Various people have asked me, and I wrote about this before in several articles but as part of a longer article which makes it difficult to find. When specifying the restart priority or restart dependency you can specify when the next batch of VMs should be powered on. Is that when the VMs are powered on when they are scheduled for being powered on, when VMware Tools reports them as running or when the application heartbeat reports itself?
In most cases, customers appear to go for either “powered on” or “VMware Tools” heartbeat. But what happens when one of the VMs in the batch is not successfully restarted? Well HA waits… For how long? Well that depends:
In the UI you can specify how long HA needs to wait by using the option called “VM Dependency Restart Condition Timeout”. This is the time-out in seconds used when one (or multiple VMs) can’t be restarted. So we initiate the restart of the group, and we will start the next batch when the first is successfully restart or when the time-out has been exceeded. By default, the time-out is 600 seconds, and you can override this in the UI.

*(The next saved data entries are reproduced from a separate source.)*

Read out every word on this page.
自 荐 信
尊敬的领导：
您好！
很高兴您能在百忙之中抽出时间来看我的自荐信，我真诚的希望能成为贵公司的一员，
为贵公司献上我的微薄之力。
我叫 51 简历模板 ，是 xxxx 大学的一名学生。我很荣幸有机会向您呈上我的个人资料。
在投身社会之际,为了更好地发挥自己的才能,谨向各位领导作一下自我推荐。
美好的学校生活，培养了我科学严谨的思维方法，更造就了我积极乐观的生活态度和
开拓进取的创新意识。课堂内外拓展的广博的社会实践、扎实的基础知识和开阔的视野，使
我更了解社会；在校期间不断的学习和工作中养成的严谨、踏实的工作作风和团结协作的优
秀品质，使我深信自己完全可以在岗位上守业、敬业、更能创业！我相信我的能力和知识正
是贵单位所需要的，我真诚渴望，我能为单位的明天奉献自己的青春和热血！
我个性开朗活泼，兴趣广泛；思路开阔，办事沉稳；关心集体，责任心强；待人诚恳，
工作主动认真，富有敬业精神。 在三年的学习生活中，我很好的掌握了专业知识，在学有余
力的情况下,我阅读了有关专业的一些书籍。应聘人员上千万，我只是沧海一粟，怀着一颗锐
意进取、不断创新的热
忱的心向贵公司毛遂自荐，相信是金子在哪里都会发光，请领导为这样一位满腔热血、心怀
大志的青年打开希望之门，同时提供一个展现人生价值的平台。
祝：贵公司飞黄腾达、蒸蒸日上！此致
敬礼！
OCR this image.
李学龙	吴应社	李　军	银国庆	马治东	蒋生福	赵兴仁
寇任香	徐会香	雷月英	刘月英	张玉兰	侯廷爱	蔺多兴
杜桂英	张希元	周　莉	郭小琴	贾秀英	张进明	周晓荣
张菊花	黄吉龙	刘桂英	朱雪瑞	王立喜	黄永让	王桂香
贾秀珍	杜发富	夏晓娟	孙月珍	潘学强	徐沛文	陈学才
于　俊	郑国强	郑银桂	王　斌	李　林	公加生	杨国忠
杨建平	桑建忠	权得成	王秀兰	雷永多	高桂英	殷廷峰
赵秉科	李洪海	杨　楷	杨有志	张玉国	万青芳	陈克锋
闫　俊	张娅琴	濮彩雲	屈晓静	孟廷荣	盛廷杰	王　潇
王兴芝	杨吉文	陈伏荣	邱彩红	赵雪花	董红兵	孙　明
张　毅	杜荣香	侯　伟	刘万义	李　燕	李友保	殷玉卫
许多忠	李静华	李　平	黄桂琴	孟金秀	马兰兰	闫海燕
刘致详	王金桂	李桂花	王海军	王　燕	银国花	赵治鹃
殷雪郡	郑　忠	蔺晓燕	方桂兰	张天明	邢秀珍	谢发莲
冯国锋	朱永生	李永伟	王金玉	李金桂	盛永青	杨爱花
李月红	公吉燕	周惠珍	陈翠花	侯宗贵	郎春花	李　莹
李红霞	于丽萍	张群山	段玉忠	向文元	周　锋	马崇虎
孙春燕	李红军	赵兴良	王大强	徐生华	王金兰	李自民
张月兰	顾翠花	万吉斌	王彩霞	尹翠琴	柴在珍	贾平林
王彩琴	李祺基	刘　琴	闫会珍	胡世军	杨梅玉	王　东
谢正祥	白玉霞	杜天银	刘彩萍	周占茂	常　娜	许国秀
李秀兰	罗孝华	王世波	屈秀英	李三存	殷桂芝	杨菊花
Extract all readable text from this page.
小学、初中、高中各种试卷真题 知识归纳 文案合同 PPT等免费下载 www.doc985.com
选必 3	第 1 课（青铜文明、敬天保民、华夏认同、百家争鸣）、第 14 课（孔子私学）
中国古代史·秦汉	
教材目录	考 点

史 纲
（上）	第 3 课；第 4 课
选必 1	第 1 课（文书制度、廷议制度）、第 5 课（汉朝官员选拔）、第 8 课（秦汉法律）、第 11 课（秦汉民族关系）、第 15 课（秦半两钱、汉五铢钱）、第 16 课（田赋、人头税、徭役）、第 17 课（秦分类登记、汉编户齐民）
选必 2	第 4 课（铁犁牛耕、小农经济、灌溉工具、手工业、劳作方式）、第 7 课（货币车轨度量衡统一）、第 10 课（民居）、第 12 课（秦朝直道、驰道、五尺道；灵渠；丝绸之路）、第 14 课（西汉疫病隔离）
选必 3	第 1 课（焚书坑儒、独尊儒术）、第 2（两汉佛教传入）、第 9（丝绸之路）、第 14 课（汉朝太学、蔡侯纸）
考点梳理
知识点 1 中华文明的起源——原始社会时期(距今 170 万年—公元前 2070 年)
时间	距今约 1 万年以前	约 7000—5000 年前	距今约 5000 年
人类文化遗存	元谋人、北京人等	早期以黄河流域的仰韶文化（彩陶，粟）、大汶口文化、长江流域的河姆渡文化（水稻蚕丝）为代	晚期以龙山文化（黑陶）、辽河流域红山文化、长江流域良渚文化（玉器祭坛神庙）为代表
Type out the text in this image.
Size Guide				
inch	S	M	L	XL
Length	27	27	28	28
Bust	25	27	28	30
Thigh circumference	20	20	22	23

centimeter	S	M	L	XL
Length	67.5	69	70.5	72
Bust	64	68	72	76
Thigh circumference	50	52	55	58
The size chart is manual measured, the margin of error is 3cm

What is confusing about this setting is the name, it states “VM Dependency Restart Condition Timeout”. So does this time-out apply to “Restarts Priority” or does it apply to “Restart Dependency” or maybe both? The answer is simple, this only applies to “Restart Priority”. Restart Dependency is a rule, a hard rule, a must rule, which means there’s no time-out. We wait until all VMs are restarted when you use restart dependency. Yes, the UI is confusing as the option mentions “dependency” where it should really talk about “priority”. I have reported this to engineering and PM, and hopefully it will be fixed in one of the upcoming releases.